Financial decision-making is a challenging, complex puzzle of balancing goals, limitations and trade-offs. Advisors seek to achieve this ideal state based largely on client surveys and questionnaires. Alas, "surveys and questionnaires are the source of all evil and bad in the financial services industry," argues Shachar Kariv, an economics professor at the University of California, Berkeley, and a leading decision theorist, in an interview with ThinkAdvisor.
These written question-and-answer quests for insight are unscientific, and not only do they fail to reveal how clients make investment decisions, they're costly as well — "a killer combination," contends Kariv, recent chair of Berkeley's economics department.
The way to scientifically discern investors' attitudes about risk and other money issues, Kariv says, is to use a totally different method, one that models clients' choices and simulates the investing experience. Bring on: gamification.
Indeed, Kariv touts an electronic gamified approach, using graphical shapes, that he developed based on mathematics, game theory and behavioral economics principles.
By making investors face risk and loss, TrueProfile strives to "capture the essence of investing," says Kariv, chief scientist and co-founder of TrueProfile, a subsidiary of Capital Preferences.
In a series of games, investors are asked to make tradeoffs and choose among various portfolios. The games — which clients can "play" in the presence of their advisor or on their own — were tested globally for more than a decade with several thousand people before their 2017 rollout.
ThinkAdvisor recently interviewed Kariv, on the phone from Berkeley. He joined the university in 2003, the same year he received New York University's Outstanding Dissertation Award in the Social Sciences. His paper showed that rational behavior can lead to herd behavior — a mentality that often generates stock market booms and busts.
Here are highlights of our interview:
THINKADVISOR: To learn more about clients, advisors typically ask them to fill out surveys and questionnaires. How helpful are these?
SHACHAR KARIV: Surveys and questionnaires are the source of all evil and bad in the financial services industry. Surveys are the Achilles heel of the industry. They don't do the trick, and they're very costly. It's a killer combination. They put the entire industry on very shaky ground.
Why is that?
Asking someone, "How risk-averse are you?" is like asking, "How many white blood cells do you think you have?" Surveys and questionnaires are the tools we use for understanding the client, but they have no scientific basis whatsoever. Until we fix this, very little can be done.
But isn't there anything useful in questioning clients this way?
Maybe I'm not the financial advisor's average client; but every time I go to one and he gives me a survey to answer, it makes him look stupid. He asks stupid questions. If you're asking silly questions, all you can give are silly answers. It's "garbage in, garbage out." I think the advisor just files the questionnaire. He doesn't really look at it.
To know oneself as an investor, do you need the help of a financial advisor?
Absolutely. If someone thinks we can provide good financial well-being by eliminating financial advisors and make them go to robos [advisors], that's not the way. Financial decision-making is becoming more complicated. Providing financial well-being is as important as providing physical well-being — medical care. I'm holding advisors to the same level that I'm holding physicians.

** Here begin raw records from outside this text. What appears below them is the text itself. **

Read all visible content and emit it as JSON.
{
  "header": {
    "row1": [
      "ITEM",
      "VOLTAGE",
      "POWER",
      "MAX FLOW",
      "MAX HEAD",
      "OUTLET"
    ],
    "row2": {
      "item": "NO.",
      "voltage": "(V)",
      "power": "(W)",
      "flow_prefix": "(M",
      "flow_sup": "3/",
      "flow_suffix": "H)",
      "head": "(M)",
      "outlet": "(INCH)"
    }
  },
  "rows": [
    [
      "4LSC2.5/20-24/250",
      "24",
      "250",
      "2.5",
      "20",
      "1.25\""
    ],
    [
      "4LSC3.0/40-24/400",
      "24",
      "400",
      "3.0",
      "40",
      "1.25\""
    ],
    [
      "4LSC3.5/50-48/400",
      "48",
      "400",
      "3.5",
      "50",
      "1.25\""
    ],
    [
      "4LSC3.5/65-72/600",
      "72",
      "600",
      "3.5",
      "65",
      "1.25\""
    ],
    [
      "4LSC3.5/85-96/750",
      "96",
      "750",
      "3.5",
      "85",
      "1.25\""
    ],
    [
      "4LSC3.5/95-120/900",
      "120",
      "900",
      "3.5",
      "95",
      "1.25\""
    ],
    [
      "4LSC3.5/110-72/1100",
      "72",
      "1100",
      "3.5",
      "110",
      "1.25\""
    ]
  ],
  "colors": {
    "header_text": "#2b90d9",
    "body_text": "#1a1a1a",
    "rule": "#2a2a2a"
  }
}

What goes into knowing yourself as an investor?
It's knowing your goals, constraints and preferences. Financial decision-making is a very complicated puzzle consisting of balancing those three pieces.
Please elaborate.
Goals can be "I want to retire" or "I want to renovate my kitchen." Constraints can be how much money you earn, current health and future health [issues] that you can't anticipate. Preferences are [tradeoffs investors need to make]: risk vs. return; whether you want something today or are willing to wait till tomorrow; and whether you want to leave money to [for example] your kids. To figure out those three pieces of the triangle, we need a professional to help us. Are financial advisors equipped to do that? I don't think so.
Please talk more about tradeoffs.
All financial decisions are governed by those three tradeoffs: risk vs. return, today vs. tomorrow, you vs. others — that is, my well-being vs. the well-being of others.
How important are tradeoffs in making financial decisions?
Very important and very complicated. For example, when someone buys an annuity, they're removing risk because they get a guarantee and a stream of payout in the future. However, you need to pay for the annuity now. So that's a tradeoff between today and tomorrow. There's a risk vs. return tradeoff as well: When you buy an annuity, you eliminate longevity risk, but to know your longevity risk is impossible.
The positives about annuities are attractive, but an annuity may not be right for every client, right?
Annuities can be good products. But it's exactly like saying a hip replacement operation is a good product. I'm sure it is — for some people. What if you go into the hospital and they give you a menu: hip replacement, bypass operation [etc.] and ask: "What do you want?"